Friday afternoon, Talawanda Principal David Isaacs said police had not notified him that the suspects were students at his school. If they are, Mr. Isaacs said, they likely would not face administrative discipline because the incident did not take place during school hours.

"The court will deal with them," said Mr. Isaacs, a first-year principal at the school. "And when they eventually return, it will be our job to continue to educate to help them move forward productively and perhaps make amends. ... This is a real concern to all of us."

Many in the town of about 2,000 residents breathed a sigh of relief upon hearing the news that police had made an arrest. Oxford Township Police Chief Wayne Hall said the incident has tarnished the reputation of the community, but it has also drawn people from the farming, educational and religious sectors together.

The Rev. Mark Kelly Tyler, pastor of Bethel AME Church in Oxford and an organizer of last Sunday's vigil denouncing the cross burning, applauded the efforts of local law enforcement.

"I'm pleased that they took this seriously and did not just blow it off," said the Rev. Mr. Tyler, who is African-American. "They did what they said they'd do, so I'm pleased with their response.

"But I'm troubled that four juveniles would exhibit this type of behavior," he said. "I'm concerned that they get some type of treatment - something that shows them that what they've done is not funny and that gives them an idea of the type of hurt they've inflicted on that family and the emotions and outrage they've stirred up in the community."

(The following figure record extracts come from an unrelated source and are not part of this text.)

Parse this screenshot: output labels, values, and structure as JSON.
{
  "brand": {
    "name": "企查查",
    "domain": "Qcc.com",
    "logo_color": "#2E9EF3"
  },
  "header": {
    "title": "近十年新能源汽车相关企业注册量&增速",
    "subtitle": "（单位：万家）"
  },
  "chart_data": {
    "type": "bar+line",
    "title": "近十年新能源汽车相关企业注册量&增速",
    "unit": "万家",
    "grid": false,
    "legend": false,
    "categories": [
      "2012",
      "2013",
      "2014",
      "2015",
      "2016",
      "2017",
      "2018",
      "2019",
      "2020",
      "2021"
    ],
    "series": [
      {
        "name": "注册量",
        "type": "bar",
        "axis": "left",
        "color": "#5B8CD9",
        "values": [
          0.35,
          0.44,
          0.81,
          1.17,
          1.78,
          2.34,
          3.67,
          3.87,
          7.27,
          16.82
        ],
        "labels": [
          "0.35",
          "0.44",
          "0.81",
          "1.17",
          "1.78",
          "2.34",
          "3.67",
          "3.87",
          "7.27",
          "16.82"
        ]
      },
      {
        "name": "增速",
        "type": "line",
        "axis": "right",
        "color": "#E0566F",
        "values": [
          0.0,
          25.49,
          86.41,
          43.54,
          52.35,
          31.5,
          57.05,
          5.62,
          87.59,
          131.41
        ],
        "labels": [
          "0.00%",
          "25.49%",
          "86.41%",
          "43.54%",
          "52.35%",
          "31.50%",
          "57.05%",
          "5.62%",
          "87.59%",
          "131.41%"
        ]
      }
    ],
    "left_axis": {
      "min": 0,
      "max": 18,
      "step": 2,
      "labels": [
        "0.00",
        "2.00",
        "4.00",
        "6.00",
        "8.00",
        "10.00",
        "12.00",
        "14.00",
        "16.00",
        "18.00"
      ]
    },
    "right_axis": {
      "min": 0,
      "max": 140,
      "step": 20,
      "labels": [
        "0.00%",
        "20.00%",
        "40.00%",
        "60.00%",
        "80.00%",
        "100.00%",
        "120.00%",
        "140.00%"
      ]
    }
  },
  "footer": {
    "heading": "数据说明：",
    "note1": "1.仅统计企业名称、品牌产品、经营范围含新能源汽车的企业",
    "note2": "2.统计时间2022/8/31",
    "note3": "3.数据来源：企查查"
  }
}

The Rev. Logan Dysart, pastor of Faith Lutheran Church in Oxford, said the fact that juveniles were involved only re-emphasized the need to continue to educate the community on issues of diversity.

"We need to educate our teens better so they can be strong and make better life decisions," said the Rev. Mr. Dysart. "We need to teach them that it is OK to disagree, but we don't have to go to these extremes to express our points of view. They are entitled to their opinions, but not the right to hurt others."